With the state pulling out of the social infrastructure continually slashing social spending, deprivation in health and education of society are worsening with the rapid privatisation of these fundamental necessities. Again these sectors have major investment of the informal economy. With the decline in manufacturing sector, even imperialist corporations and national bourgeois are turning towards these sectors for extracting higher rates of profit. This means that basic health and education of any essential standard is being snatched away from the vast sections of the population.

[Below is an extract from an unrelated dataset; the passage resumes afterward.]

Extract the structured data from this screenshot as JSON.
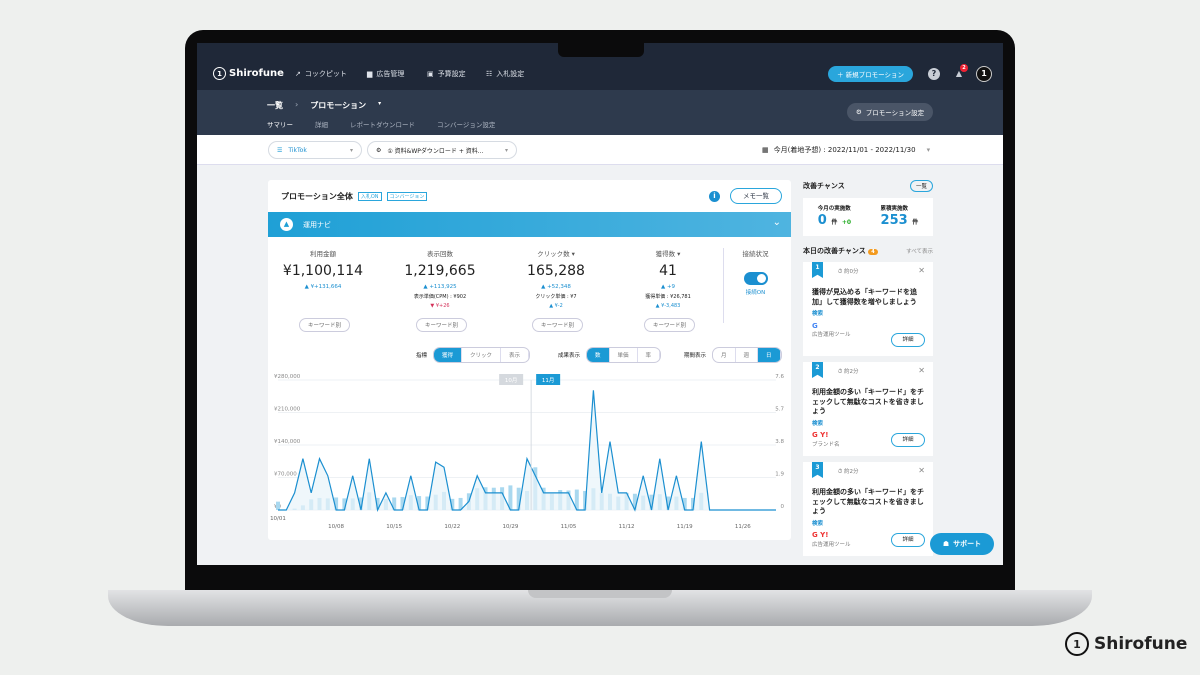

All these policies of aggressive neo liberal economics are increasing deprivation and poverty. Even a figure of the minimum of 3000 rupees monthly earning to draw the criterion of the poverty line is contradictory to the realities of life. Rising commodity prices and inflation inspite of bragging by the finance minister of improving these macro economic indicators are tormenting ordinary people. Nobody dares to ask that how can this be the criterion of “non-poverty” existence if the electricity and other bills, house rent, education and health expenditures are to be paid, and on top of that the average poor households spend more than 50 percent of its total income on food intake. Yet experts point out that even this new definition falls short in terms of providing an accurate picture of the extent of deprivation in Pakistan.

According to the UNDP’s Multidimensional Poverty Index, due to lack of access to adequate living standards, education, health, and services, acute poverty in Pakistan is around 44 percent. With the capitalist system in a decline on a world scale Pakistan’s already rotting capitalism is now in an even greater mess, and these claims of poverty reduction are false and deceptive. Within the confines of this market economics there is no respite for the oppressed masses. Serious bourgeois experts are pessimistic about the future of Pakistani economy’s prospects. For their emancipation the oppressed have no option but to fight and carryout a revolutionary transformation.